Does Anything Really Disappear from the Internet?

You may also like...

7 Responses

  1. Sure it can vanish… if you didn’t send it anywhere (e.g. via RSS), and if no one came to read it in the interim. For unpopular unlinked sites that can be a very long time. For a site like this one…well, just hope you didn’t ping any sites to come and do updates, or have the bad luck to be visited by a googlebotor other robot, not to mention a person who kept a copy). As a practical matter, how long the ‘window of forgiveness’ may be depends on your traffic…and luck. But sure, lots of old stuff is gone forever, and new stuff too can vanish un-archived, especially if you get to it quickly enough.

    [And if your sever is on Unix, when a file is deleted/changed it is much more erased than on Windows.]

  2. Yes, you can stay out of the wayback machine on and out of most search engines– you put a robot exclusion on your website. you can also just stay out of the wayback machine and in the search engines etc. search on “robot exclusion” and you will find the magic incantations.

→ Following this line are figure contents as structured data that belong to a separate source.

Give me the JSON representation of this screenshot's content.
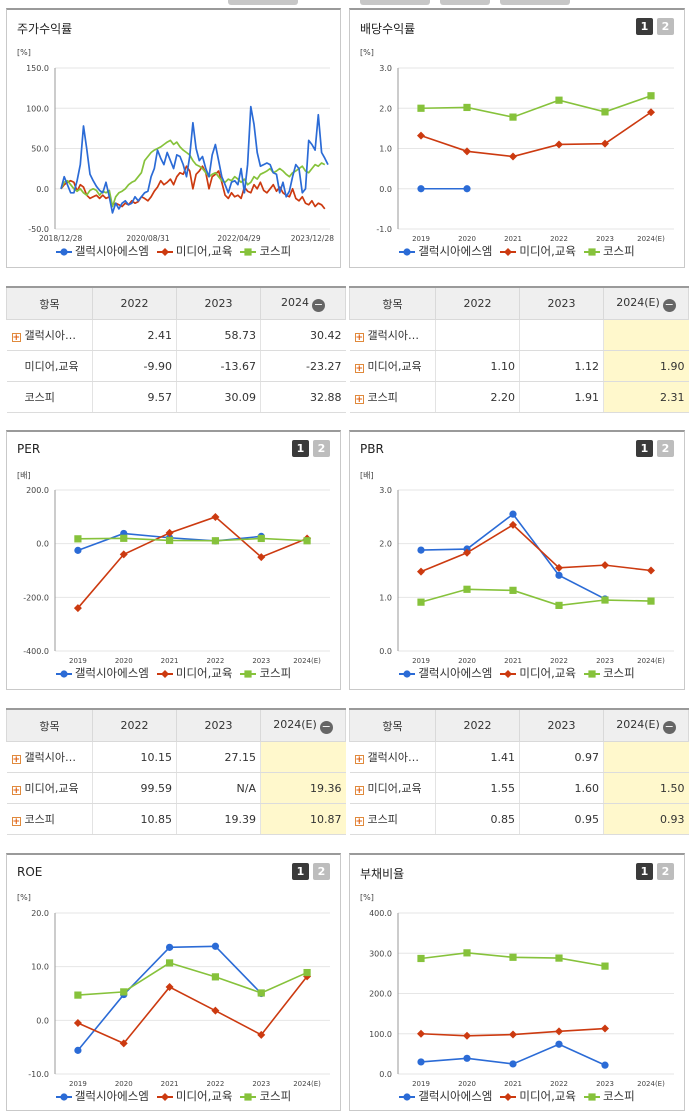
{
  "legend_series": [
    "갤럭시아에스엠",
    "미디어,교육",
    "코스피"
  ],
  "colors": {
    "s1": "#2b6bd6",
    "s2": "#cc3a10",
    "s3": "#86c23b"
  },
  "buttons": {
    "one": "1",
    "two": "2"
  },
  "table_common": {
    "col_name": "항목",
    "col_2022": "2022",
    "col_2023": "2023",
    "col_2024": "2024",
    "col_2024e": "2024(E)"
  },
  "panels": {
    "stock": {
      "title": "주가수익률",
      "unit": "[%]"
    },
    "dividend": {
      "title": "배당수익률",
      "unit": "[%]"
    },
    "per": {
      "title": "PER",
      "unit": "[배]"
    },
    "pbr": {
      "title": "PBR",
      "unit": "[배]"
    },
    "roe": {
      "title": "ROE",
      "unit": "[%]"
    },
    "debt": {
      "title": "부채비율",
      "unit": "[%]"
    }
  },
  "tables": {
    "stock": {
      "rows": [
        {
          "name": "갤럭시아…",
          "plus": true,
          "v": [
            "2.41",
            "58.73",
            "30.42"
          ]
        },
        {
          "name": "미디어,교육",
          "plus": false,
          "v": [
            "-9.90",
            "-13.67",
            "-23.27"
          ]
        },
        {
          "name": "코스피",
          "plus": false,
          "v": [
            "9.57",
            "30.09",
            "32.88"
          ]
        }
      ]
    },
    "dividend": {
      "rows": [
        {
          "name": "갤럭시아…",
          "plus": true,
          "v": [
            "",
            "",
            ""
          ]
        },
        {
          "name": "미디어,교육",
          "plus": true,
          "v": [
            "1.10",
            "1.12",
            "1.90"
          ]
        },
        {
          "name": "코스피",
          "plus": true,
          "v": [
            "2.20",
            "1.91",
            "2.31"
          ]
        }
      ]
    },
    "per": {
      "rows": [
        {
          "name": "갤럭시아…",
          "plus": true,
          "v": [
            "10.15",
            "27.15",
            ""
          ]
        },
        {
          "name": "미디어,교육",
          "plus": true,
          "v": [
            "99.59",
            "N/A",
            "19.36"
          ]
        },
        {
          "name": "코스피",
          "plus": true,
          "v": [
            "10.85",
            "19.39",
            "10.87"
          ]
        }
      ]
    },
    "pbr": {
      "rows": [
        {
          "name": "갤럭시아…",
          "plus": true,
          "v": [
            "1.41",
            "0.97",
            ""
          ]
        },
        {
          "name": "미디어,교육",
          "plus": true,
          "v": [
            "1.55",
            "1.60",
            "1.50"
          ]
        },
        {
          "name": "코스피",
          "plus": true,
          "v": [
            "0.85",
            "0.95",
            "0.93"
          ]
        }
      ]
    }
  },
  "chart_data": [
    {
      "id": "stock",
      "type": "line",
      "ylim": [
        -50,
        150
      ],
      "yticks": [
        "150.0",
        "100.0",
        "50.0",
        "0.0",
        "-50.0"
      ],
      "xticks": [
        "2018/12/28",
        "2020/08/31",
        "2022/04/29",
        "2023/12/28"
      ],
      "series": [
        {
          "name": "갤럭시아에스엠",
          "values": [
            0,
            15,
            5,
            -5,
            -5,
            10,
            30,
            78,
            50,
            18,
            10,
            3,
            -2,
            -5,
            8,
            -10,
            -30,
            -18,
            -25,
            -18,
            -15,
            -20,
            -18,
            -10,
            -15,
            -10,
            -5,
            -3,
            15,
            25,
            48,
            38,
            30,
            45,
            35,
            25,
            42,
            40,
            30,
            15,
            40,
            82,
            50,
            35,
            40,
            25,
            15,
            42,
            55,
            35,
            15,
            5,
            -5,
            8,
            10,
            5,
            25,
            -5,
            30,
            102,
            80,
            45,
            28,
            30,
            32,
            30,
            20,
            18,
            -5,
            8,
            -10,
            -3,
            15,
            30,
            25,
            -5,
            0,
            60,
            55,
            48,
            92,
            45,
            38,
            30
          ]
        },
        {
          "name": "미디어,교육",
          "values": [
            0,
            5,
            8,
            10,
            8,
            -3,
            5,
            2,
            -8,
            -12,
            -10,
            -8,
            -12,
            -8,
            -12,
            -10,
            -20,
            -18,
            -20,
            -22,
            -18,
            -20,
            -15,
            -18,
            -16,
            -10,
            -12,
            -15,
            -10,
            -3,
            2,
            10,
            5,
            8,
            12,
            5,
            15,
            20,
            18,
            28,
            22,
            0,
            18,
            22,
            28,
            20,
            0,
            15,
            18,
            22,
            8,
            -8,
            -12,
            -5,
            -10,
            -8,
            -12,
            2,
            -3,
            -5,
            5,
            0,
            8,
            -2,
            -5,
            0,
            5,
            -3,
            2,
            -5,
            -8,
            -10,
            0,
            -12,
            -15,
            -10,
            -18,
            -20,
            -15,
            -22,
            -18,
            -20,
            -25
          ]
        },
        {
          "name": "코스피",
          "values": [
            0,
            8,
            10,
            5,
            0,
            -3,
            0,
            -5,
            -8,
            -2,
            0,
            -2,
            -8,
            -3,
            -5,
            -2,
            -22,
            -10,
            -5,
            -3,
            0,
            5,
            8,
            10,
            15,
            20,
            35,
            40,
            45,
            48,
            50,
            52,
            55,
            58,
            60,
            55,
            58,
            52,
            48,
            45,
            42,
            35,
            30,
            28,
            25,
            20,
            15,
            18,
            20,
            15,
            10,
            8,
            12,
            10,
            15,
            12,
            8,
            12,
            5,
            8,
            15,
            12,
            18,
            20,
            22,
            25,
            20,
            22,
            25,
            22,
            18,
            15,
            20,
            22,
            25,
            28,
            22,
            20,
            25,
            30,
            28,
            32,
            30
          ]
        }
      ]
    },
    {
      "id": "dividend",
      "type": "line",
      "ylim": [
        -1,
        3
      ],
      "yticks": [
        "3.0",
        "2.0",
        "1.0",
        "0.0",
        "-1.0"
      ],
      "categories": [
        "2019",
        "2020",
        "2021",
        "2022",
        "2023",
        "2024(E)"
      ],
      "series": [
        {
          "name": "갤럭시아에스엠",
          "values": [
            0,
            0,
            null,
            null,
            null,
            null
          ]
        },
        {
          "name": "미디어,교육",
          "values": [
            1.32,
            0.93,
            0.8,
            1.1,
            1.12,
            1.9
          ]
        },
        {
          "name": "코스피",
          "values": [
            2.0,
            2.02,
            1.78,
            2.2,
            1.91,
            2.31
          ]
        }
      ]
    },
    {
      "id": "per",
      "type": "line",
      "ylim": [
        -400,
        200
      ],
      "yticks": [
        "200.0",
        "0.0",
        "-200.0",
        "-400.0"
      ],
      "categories": [
        "2019",
        "2020",
        "2021",
        "2022",
        "2023",
        "2024(E)"
      ],
      "series": [
        {
          "name": "갤럭시아에스엠",
          "values": [
            -25,
            38,
            22,
            10.15,
            27.15,
            null
          ]
        },
        {
          "name": "미디어,교육",
          "values": [
            -240,
            -40,
            40,
            99.59,
            -50,
            19.36
          ]
        },
        {
          "name": "코스피",
          "values": [
            18,
            20,
            12,
            10.85,
            19.39,
            10.87
          ]
        }
      ]
    },
    {
      "id": "pbr",
      "type": "line",
      "ylim": [
        0,
        3
      ],
      "yticks": [
        "3.0",
        "2.0",
        "1.0",
        "0.0"
      ],
      "categories": [
        "2019",
        "2020",
        "2021",
        "2022",
        "2023",
        "2024(E)"
      ],
      "series": [
        {
          "name": "갤럭시아에스엠",
          "values": [
            1.88,
            1.9,
            2.55,
            1.41,
            0.97,
            null
          ]
        },
        {
          "name": "미디어,교육",
          "values": [
            1.48,
            1.83,
            2.35,
            1.55,
            1.6,
            1.5
          ]
        },
        {
          "name": "코스피",
          "values": [
            0.91,
            1.15,
            1.13,
            0.85,
            0.95,
            0.93
          ]
        }
      ]
    },
    {
      "id": "roe",
      "type": "line",
      "ylim": [
        -10,
        20
      ],
      "yticks": [
        "20.0",
        "10.0",
        "0.0",
        "-10.0"
      ],
      "categories": [
        "2019",
        "2020",
        "2021",
        "2022",
        "2023",
        "2024(E)"
      ],
      "series": [
        {
          "name": "갤럭시아에스엠",
          "values": [
            -5.6,
            4.8,
            13.6,
            13.8,
            5.0,
            null
          ]
        },
        {
          "name": "미디어,교육",
          "values": [
            -0.5,
            -4.3,
            6.2,
            1.8,
            -2.7,
            8.2
          ]
        },
        {
          "name": "코스피",
          "values": [
            4.7,
            5.3,
            10.7,
            8.1,
            5.1,
            8.9
          ]
        }
      ]
    },
    {
      "id": "debt",
      "type": "line",
      "ylim": [
        0,
        400
      ],
      "yticks": [
        "400.0",
        "300.0",
        "200.0",
        "100.0",
        "0.0"
      ],
      "categories": [
        "2019",
        "2020",
        "2021",
        "2022",
        "2023",
        "2024(E)"
      ],
      "series": [
        {
          "name": "갤럭시아에스엠",
          "values": [
            30,
            39,
            25,
            74,
            22,
            null
          ]
        },
        {
          "name": "미디어,교육",
          "values": [
            100,
            95,
            98,
            106,
            113,
            null
          ]
        },
        {
          "name": "코스피",
          "values": [
            287,
            301,
            290,
            288,
            268,
            null
          ]
        }
      ]
    }
  ]
}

  3. I’ve actually spent time trying to run things down that went away. Especially comments on blogs that have been deleted, etc.

    The archive cycle, especially a while back, was not an hourly or even a daily one.

  4. Paul Gowder says:

    It always surprises me that the engines seem to obey robots.txt, but they do. I don’t know why, unless they think it will insulate them from liability.

    I have successfully destroyed files from the early days of the internet, but today…

  5. John Armstrong says:

    I used to blog back in college before the word was invented. Had to hard-code the HTML myself. That site is mostly dust in the wind. I’ve only ever been able to find the splash page archived anywhere, imploring surfers to look on my works and despair.

    Could a site be up for more than a year and be scoured from the net anymore? I doubt it.

  6. Marie says:

    Deleting the URL from your blog program, doesn’t necessarily delete it from the net.

    Tip: To “delete” content from places like Bloglines’ cache, replace the words on the page with new words, or a dot, or something else. But, do it quickly – before you post the number of posts (lastn=”_”) specified in your feed file. I hope that makes sense.

    Anyway, when Bloglines makes its next pass, it’ll cache the new words and the old words will be gone. In theory, this should work with Goggle’s bot, too.